Aliko Dangote, président du groupe Dangote, a donné un ultimatum de sept jours à l'homme d'affaires de Kaduna, Engr. Kailani Mohammed, exigeant le retrait des déclarations prétendument diffamatoires sous peine d'un procès de 100 milliards N. Ces déclarations, faites lors d'une interview sur TrustTV, remettaient en cause l'origine de la fortune de Dangote dans les années 1980 à Port Harcourt. Dangote nie toute activité commerciale là-bas et accuse Mohammed de ternir sa réputation.

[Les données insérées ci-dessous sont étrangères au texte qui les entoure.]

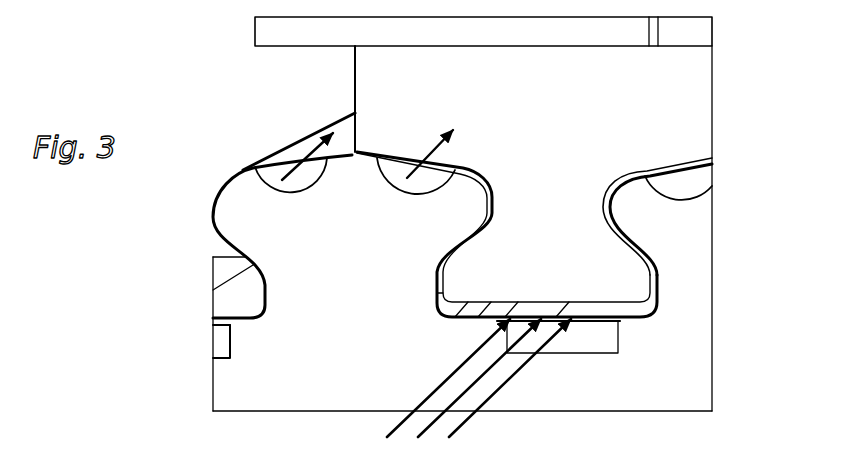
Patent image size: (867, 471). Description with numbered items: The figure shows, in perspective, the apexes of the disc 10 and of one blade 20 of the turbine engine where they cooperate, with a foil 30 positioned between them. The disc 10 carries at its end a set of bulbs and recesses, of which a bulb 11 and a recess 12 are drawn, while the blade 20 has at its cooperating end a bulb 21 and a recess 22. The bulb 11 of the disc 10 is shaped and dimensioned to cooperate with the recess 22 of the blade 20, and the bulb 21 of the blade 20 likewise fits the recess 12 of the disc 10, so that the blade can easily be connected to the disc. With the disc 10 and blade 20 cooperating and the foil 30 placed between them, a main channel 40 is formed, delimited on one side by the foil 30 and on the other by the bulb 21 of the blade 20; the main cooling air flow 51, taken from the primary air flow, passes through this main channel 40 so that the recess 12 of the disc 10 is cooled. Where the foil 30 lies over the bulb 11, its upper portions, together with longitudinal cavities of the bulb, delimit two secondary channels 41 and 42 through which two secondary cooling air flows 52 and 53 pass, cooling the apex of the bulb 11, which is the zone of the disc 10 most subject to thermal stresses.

The disc 10 is at (242, 395).
The bulb 11 is at (258, 222).
The recess 12 is at (645, 317).
The blade 20 is at (678, 98).
The bulb 21 is at (632, 280).
The recess 22 is at (360, 148).
The foil 30 is at (235, 293).
The main channel 40 is at (596, 304).
The secondary channel 41 is at (272, 178).
The secondary channel 42 is at (395, 162).
The main cooling air flow 51 is at (463, 423).
The secondary cooling air flow 52 is at (305, 155).
The secondary cooling air flow 53 is at (418, 157).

Le 20 décembre 2025, le Dr Aliko Dangote, par l'intermédiaire de son avocat, le Dr Ogwu James Onoja, avocat principal du Nigeria, a envoyé une lettre à Engr. Kailani Mohammed exigeant une explication publique, un retrait et des excuses sans réserve pour les déclarations faites lors d'une interview sur TrustTV News le 17 décembre 2025. L'interview faisait suite à la pétition de Mohammed contre le Dr Farouk Ahmed auprès de la Commission indépendante contre la corruption et les infractions connexes (ICPC).
Mohammed aurait déclaré : « Dangote peut-il nous dire d'où venait son argent dans les années 80 quand il était à Port Harcourt ? Qui est propre ? À chaque fois que vous voulez monopoliser, vous portez des accusations contre les gens. Qu'il vienne le prouver. Dans les années 80, nous savons ce qui s'est passé à Port Harcourt et comment il a obtenu son argent. Personne n'est sorti pour dire toutes ces choses. »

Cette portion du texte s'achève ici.